Homeowner discovers a new health hazard—old drywall compound


AMHERST, N.Y. (WIVB) – An Amherst mother of three learned a hard lesson during a home repair project, when asbestos was discovered in some of the building material used in her pre-1980 house. Asbestos is a well-known health hazard that can cause serious illness.

Until about 50 years ago, asbestos was considered a miracle fiber–as a fire retardant, superior heat insulation, and it resists chemical stains, so it was used just about everywhere for safety purposes.

Then in the 1970’s scientists discovered it can cause lung cancer and other chronic respiratory ailments, and although the government has curtailed the use of asbestos in most residential settings, it is still in older buildings, houses, even in the joint compound used to smooth drywall seams.

“Annie”, the name we will use for the Amherst mother who requested anonymity, was forced to stay in a hotel with her family, when a simple plumbing repair turned up the asbestos in the old joint compound.

“It was very scary, knowing that I could not be in the house,” recalled Annie after an asbestos abatement company removed the hazardous material from the affected area of her home, where a pipe had burst.

Because Annie’s house was built before 1980, the contractor that was hired to do the repairs, also brought in an environmental lab that discovered the asbestos, “They took samples of the walls, the ceiling–any drywall–and it subsequently came back positive for asbestos in what they call drywall tape.”

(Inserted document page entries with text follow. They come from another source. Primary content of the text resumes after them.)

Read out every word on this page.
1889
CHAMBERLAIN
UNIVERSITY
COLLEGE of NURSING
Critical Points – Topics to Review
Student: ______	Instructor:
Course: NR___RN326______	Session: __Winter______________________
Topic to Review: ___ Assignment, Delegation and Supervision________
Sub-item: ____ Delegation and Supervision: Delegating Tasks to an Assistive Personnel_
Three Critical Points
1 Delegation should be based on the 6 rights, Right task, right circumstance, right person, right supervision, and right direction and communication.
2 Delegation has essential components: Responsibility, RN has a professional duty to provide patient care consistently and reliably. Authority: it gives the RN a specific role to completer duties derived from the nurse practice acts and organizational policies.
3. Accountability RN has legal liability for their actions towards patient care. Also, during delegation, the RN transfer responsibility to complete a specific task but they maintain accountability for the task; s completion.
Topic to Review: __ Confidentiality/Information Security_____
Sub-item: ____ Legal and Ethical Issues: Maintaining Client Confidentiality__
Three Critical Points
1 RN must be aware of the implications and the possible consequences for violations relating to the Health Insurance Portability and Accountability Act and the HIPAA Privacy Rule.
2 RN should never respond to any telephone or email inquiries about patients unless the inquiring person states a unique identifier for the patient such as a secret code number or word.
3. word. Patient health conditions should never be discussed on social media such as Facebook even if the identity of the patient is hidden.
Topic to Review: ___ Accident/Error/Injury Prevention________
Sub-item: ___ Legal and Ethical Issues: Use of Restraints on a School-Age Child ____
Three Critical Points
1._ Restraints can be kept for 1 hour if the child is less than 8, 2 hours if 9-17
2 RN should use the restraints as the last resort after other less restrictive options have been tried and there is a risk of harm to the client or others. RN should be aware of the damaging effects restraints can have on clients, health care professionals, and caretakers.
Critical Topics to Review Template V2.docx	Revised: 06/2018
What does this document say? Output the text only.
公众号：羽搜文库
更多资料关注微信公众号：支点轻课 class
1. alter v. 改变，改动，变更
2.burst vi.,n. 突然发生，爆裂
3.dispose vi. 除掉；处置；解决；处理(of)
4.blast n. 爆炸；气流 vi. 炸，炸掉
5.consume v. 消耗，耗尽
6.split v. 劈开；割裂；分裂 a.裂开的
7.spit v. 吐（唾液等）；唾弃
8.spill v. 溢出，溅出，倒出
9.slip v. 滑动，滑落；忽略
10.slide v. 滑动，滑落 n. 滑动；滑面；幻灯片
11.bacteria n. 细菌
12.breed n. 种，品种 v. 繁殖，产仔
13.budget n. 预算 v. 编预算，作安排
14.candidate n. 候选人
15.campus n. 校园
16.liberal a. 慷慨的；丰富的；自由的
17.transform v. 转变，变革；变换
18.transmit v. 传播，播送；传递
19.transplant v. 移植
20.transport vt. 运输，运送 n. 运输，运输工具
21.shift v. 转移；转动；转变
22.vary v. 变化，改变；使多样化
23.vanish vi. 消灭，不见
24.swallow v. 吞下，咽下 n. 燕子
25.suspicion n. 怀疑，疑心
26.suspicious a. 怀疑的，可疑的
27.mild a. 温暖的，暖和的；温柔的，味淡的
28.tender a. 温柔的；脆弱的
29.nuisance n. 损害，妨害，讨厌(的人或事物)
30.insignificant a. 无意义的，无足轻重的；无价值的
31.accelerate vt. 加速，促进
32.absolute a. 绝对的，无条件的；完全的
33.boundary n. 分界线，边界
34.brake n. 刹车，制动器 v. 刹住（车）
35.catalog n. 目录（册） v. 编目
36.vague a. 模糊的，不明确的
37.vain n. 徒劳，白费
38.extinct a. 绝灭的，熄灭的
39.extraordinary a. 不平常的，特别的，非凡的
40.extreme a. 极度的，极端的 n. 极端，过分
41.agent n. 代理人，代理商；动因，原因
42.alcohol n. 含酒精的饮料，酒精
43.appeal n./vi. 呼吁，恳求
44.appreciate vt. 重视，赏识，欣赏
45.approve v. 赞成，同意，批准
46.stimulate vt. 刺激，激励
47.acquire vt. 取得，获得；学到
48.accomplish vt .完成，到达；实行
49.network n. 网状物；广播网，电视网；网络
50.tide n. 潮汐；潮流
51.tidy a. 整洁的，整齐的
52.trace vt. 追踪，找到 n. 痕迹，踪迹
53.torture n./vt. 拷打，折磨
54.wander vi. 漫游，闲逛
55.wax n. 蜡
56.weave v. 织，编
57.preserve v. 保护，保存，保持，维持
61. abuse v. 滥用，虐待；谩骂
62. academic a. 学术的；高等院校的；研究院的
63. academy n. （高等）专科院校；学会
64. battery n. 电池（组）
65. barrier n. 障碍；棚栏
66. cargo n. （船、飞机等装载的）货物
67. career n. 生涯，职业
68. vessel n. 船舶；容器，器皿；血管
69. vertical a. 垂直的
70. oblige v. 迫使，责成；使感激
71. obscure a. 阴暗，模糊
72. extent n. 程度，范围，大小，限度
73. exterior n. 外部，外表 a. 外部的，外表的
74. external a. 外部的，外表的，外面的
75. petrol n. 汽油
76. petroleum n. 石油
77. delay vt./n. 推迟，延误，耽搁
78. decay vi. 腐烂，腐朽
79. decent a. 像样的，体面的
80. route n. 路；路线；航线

Older homes might also have asbestos in the insulation lining the outer walls, covering the hot water pipes, and in the floor and ceiling tiles, said Jeffrey Haynes, president of Fibertech Environmental Services.

“Since it is resistant to heat, it is impermeable to chemicals, and they found it good in fireproofing which is why it is in so many different products, including the spray on fireproofing.”

Haynes suggested do-it-yourselfers have to assume the old joint compound does contain asbestos, unless it is a newer build, and handymen should always use a mask–preferably with a respirator–since asbestos fibers are microscopic.

“You always wear a mask, but you monitor the workers to make sure they are having a sufficient protection level. So, for example, a half face respirator, you make sure that is sufficient for them.”

Those asbestos dangers might put a damper on some do-it-yourself projects involving drywall. Haynes added, the more reputable home improvement contractors will hire a testing firm to check for asbestos and lead paint, which protects their workers, and the homeowners.